Our final article is a theoretical piece on critical pedagogy as viewed through the lens of Zen Buddhism by Kevin Holohan. A primary argument is that the fiction of identity, “the notion of a separate, independent self,” leads to feelings of difference and inferiority, which in turn lead to human suffering. Therefore, the development of a “deep, intuitive awareness” of the interconnectedness of all things has an “ego-diminishing” effect that precludes the causes of suffering at the individual and social levels. Rejecting traditional binaries, including that of rationality versus irrationality, the article rejects reason and nevertheless advocates for “a critique (employing psychological, emotional, and somatic knowing) of the internalized assumptions, attitudes, and biases of the individual in order to transform the individual’s functioning in the world.”
Finally, this issue includes a review by Beth Yoshida-Fisher of the book Peacebuilding Through Dialogue: Education, Human Transformation, and Conflict Resolution, edited by Peter Stearns. This book explores various aspects of dialogue, including its potentialities, requirements, and limitations, as an educational pedagogy, a facilitator of transformation, and a tool for conflict resolution.

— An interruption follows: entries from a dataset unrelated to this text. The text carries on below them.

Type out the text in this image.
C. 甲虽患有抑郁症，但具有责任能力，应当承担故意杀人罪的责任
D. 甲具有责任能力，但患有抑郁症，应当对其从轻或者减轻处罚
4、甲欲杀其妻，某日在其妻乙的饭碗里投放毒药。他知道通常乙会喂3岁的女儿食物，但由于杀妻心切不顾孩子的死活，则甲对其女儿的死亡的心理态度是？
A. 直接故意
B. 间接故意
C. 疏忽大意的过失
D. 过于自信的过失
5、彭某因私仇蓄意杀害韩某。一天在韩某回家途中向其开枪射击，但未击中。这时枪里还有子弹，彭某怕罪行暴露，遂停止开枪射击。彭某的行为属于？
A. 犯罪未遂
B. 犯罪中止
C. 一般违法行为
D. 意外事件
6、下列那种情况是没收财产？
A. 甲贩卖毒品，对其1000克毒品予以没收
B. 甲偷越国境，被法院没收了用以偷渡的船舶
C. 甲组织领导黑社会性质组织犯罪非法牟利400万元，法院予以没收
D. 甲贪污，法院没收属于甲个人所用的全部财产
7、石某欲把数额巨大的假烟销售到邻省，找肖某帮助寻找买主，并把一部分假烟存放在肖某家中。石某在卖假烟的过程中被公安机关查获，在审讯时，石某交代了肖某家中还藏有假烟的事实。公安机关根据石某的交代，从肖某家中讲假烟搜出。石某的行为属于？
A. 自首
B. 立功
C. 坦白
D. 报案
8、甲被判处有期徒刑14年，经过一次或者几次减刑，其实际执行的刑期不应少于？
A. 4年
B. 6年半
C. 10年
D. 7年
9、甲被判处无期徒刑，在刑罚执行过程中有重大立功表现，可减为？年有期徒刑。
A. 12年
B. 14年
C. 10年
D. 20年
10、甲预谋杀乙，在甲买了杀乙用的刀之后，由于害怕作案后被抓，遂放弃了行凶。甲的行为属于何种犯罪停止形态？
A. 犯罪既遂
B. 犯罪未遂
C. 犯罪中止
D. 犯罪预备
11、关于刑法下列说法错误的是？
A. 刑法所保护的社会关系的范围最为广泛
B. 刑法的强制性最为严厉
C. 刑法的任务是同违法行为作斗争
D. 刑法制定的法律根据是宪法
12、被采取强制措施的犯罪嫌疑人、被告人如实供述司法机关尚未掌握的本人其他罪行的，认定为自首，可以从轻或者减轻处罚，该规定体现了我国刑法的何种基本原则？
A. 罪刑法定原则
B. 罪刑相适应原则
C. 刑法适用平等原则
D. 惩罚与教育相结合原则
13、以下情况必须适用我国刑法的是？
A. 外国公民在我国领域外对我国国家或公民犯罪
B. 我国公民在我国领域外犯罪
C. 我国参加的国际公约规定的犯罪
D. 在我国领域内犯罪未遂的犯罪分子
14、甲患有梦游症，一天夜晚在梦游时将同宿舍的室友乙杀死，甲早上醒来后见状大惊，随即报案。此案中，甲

I return to the metaphor of the fox and hedgehog to illustrate how one’s place in this classification system—and one’s assumptions about the authors’ place in the system—changes how one understands and interprets articles such as those in this issue. A common critique of transformative learning is that learning experiences that are truly transformative are exceedingly rare, and therefore, a given scholar might have applied Mezirow’s theory too broadly, talking about a learning phenomenon that, albeit having some transformative dimensions, was not a life-changing transformation in and of itself. However, that critique is flawed in that it assumes a hedgehog approach. If, by contrast, one assumes the author is thinking like a fox, then the use of theory is seen differently. The author is not [and is thereby] drawing on a theory of transformation [not] because he or she believes all learners are transforming during a particular experience, but rather because the analytic lens provided by a theory of transformation provides valuable illumination on important learning experiences, even though they [that are] may not necessarily be full-blown transformations. As James (1902/1994) said, “I took these extremer examples as yielding the profounder information” (p. 529). The “extremer” experiences of transformation can provide “profounder” insights into less dramatic learning phenomena, and conversely, significant-if-not-necessarily-transformative-of-every-aspect-of-a-person’s-life learning experiences can help us understand more facets of all types and varieties and degrees of transformative education. This shift from a hedgehog to a fox perspective is incredibly important to becoming a critical yet open-minded reader of academic literature.